Yves Deroff

Personal information
- Date of birth: 29 August 1978 (age 47)
- Place of birth: Maisons-Laffitte, France
- Height: 1.75 m (5 ft 9 in)
- Position: Right-back

Youth career
- –1997: Nantes

Senior career*
- Years: Team / Apps / (Gls)
- 1998–2002: Nantes / 45 / (0)
- 2002–2007: Strasbourg / 147 / (2)
- 2007–2010: Guingamp / 94 / (0)
- 2010–2012: Angers / 35 / (0)
- Total:  / 321 / (2)

International career
- 1997: France U18

= Yves Deroff =

French footballer (born 1978)

Yves Deroff (born 29 August 1978) is a French former professional footballer who played as a right-back.

==Career==
Born in Maisons-Laffitte, Yvelines, Deroff spent two years at the INF Clairefontaine academy, between 1992 and 1994.

He played club football for Nantes, Strasbourg, Guingamp and Angers. He won Ligue 1 once (2001) and the Coupe de France twice with Nantes (1999 and 2000).
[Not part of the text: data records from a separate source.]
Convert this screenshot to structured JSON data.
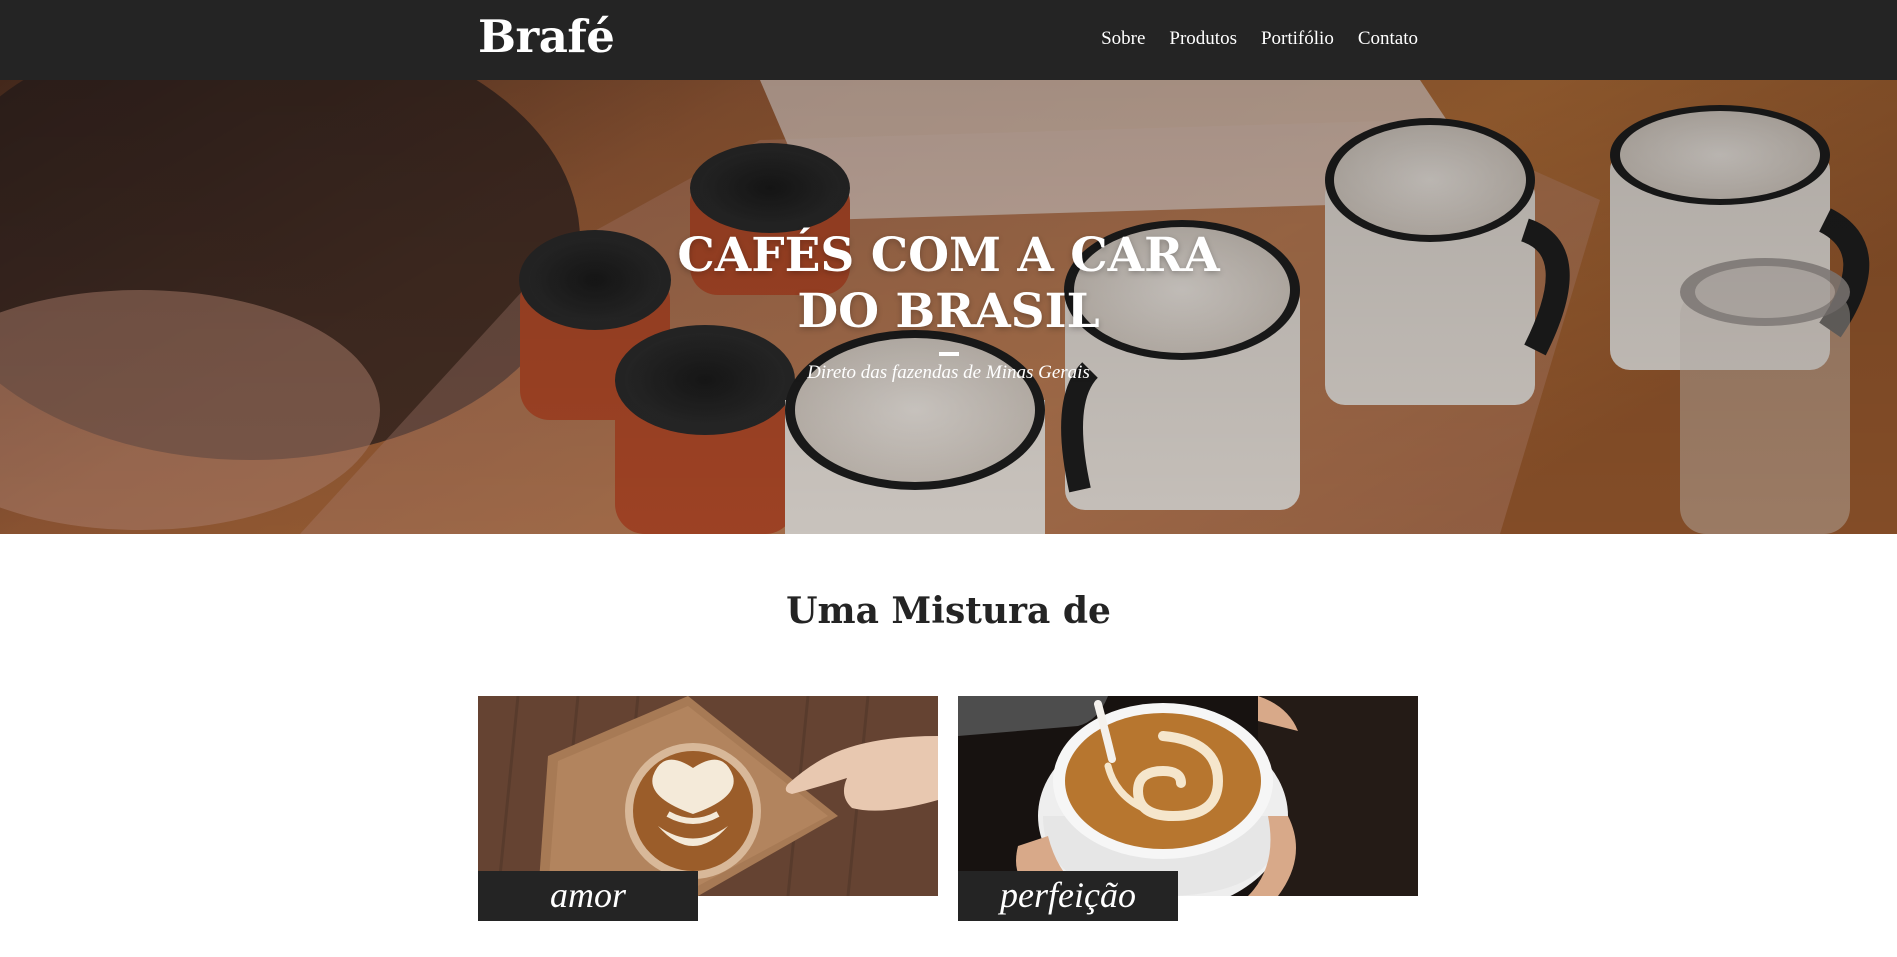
{
  "header": {
    "logo": "Brafé",
    "nav": [
      "Sobre",
      "Produtos",
      "Portifólio",
      "Contato"
    ]
  },
  "hero": {
    "title": "CAFÉS COM A CARA DO BRASIL",
    "subtitle": "Direto das fazendas de Minas Gerais"
  },
  "mix": {
    "title": "Uma Mistura de",
    "cards": [
      {
        "caption": "amor"
      },
      {
        "caption": "perfeição"
      }
    ]
  },
  "colors": {
    "header_bg": "#242424",
    "text_dark": "#242424",
    "white": "#ffffff"
  }
}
He also won the Coupe de la Ligue with Strasbourg in 2005. Deroff suffered a double-broken leg as a result of a violent tackle by Patrick Blondeau in a league match against Marseille on 29 May 1999, preventing Deroff from playing for six months.

Whilst at Guingamp, then in Ligue 2, Deroff played in the 2009 Coupe de France Final in which they beat Rennes.

Deroff won the 1997 UEFA European Under-18 Championship with France.